The agencies, the documents reveal, have adopted a battery of methods in their systematic and ongoing assault on what they see as one of the biggest threats to their ability to access huge swathes of internet traffic – "the use of ubiquitous encryption across the internet".

Those methods include covert measures to ensure NSA control over setting of international encryption standards, the use of supercomputers to break encryption with "brute force", and – the most closely guarded secret of all – collaboration with technology companies and internet service providers themselves.

Through these covert partnerships, the agencies have inserted secret vulnerabilities – known as backdoors or trapdoors – into commercial encryption software.


The New York Times has more here.

This of course was kept as a tightly-held secret, available to only a select few at the top of the "Five Eyes" (which includes New Zealand), because as with ENIGMA suspicion that the codes were compromised would cause people to change to more secure ones. Not to mention cause untold damage to the spies' commercial "partners". That quiet thud you heard was the US computer security industry following its cloud services industry and imploding.

Once again, we've been shown that the only software you can trust is open source software. If its secret, its compromised.

(The possibilities for abuse here are endless.
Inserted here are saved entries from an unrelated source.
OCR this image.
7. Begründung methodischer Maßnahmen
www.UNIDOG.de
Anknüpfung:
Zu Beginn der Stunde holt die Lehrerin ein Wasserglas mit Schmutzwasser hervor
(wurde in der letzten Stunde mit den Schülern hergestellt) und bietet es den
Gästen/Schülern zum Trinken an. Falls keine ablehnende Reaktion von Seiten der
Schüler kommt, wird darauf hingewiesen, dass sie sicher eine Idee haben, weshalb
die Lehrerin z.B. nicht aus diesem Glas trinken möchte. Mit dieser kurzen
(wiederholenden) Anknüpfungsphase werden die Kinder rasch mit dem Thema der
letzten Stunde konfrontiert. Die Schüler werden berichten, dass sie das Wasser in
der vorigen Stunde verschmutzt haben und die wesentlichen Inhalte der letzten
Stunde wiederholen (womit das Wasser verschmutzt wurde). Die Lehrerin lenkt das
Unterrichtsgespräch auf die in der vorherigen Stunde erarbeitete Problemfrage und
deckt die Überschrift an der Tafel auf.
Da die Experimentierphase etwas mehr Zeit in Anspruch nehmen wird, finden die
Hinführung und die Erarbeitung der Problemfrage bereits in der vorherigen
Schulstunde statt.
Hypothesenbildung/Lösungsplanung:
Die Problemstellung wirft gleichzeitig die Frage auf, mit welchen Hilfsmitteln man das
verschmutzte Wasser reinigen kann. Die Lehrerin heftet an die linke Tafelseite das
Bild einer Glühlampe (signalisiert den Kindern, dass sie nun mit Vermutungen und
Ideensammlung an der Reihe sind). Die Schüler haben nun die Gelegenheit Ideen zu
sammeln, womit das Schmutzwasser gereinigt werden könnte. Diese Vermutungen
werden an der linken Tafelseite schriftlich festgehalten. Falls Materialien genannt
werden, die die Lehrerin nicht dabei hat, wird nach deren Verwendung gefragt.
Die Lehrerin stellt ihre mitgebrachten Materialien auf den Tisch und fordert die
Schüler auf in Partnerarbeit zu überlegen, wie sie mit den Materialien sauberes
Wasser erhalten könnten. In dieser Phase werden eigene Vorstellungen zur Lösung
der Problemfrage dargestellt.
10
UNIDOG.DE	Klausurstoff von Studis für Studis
And just as NSA agents were routinely using "LOVEINT", abusing NSA facilities to spy on their partners and prospective partners, its probably only a matter of time before we learn that they've also been abusing these powers to, I don't know, engage in credit card fraud to boost their personal lego collection or something. That's the sort of thing that happens when you have people who believe themselves to be above the law and shielded from accountability by secrecy)

Meanwhile, there's a local angle too: the New York Times says that senior people in the GCSB were cleared for this program. And the TICS Bill currently before Parliament will give the GCSB the power to micromanage network providers' procurement and design decisions - in other words, to force them to use insecure infrastructure with backdoors. Which, I guess, is one way of learning what they can hack: if GCSB supports it, it is compromised.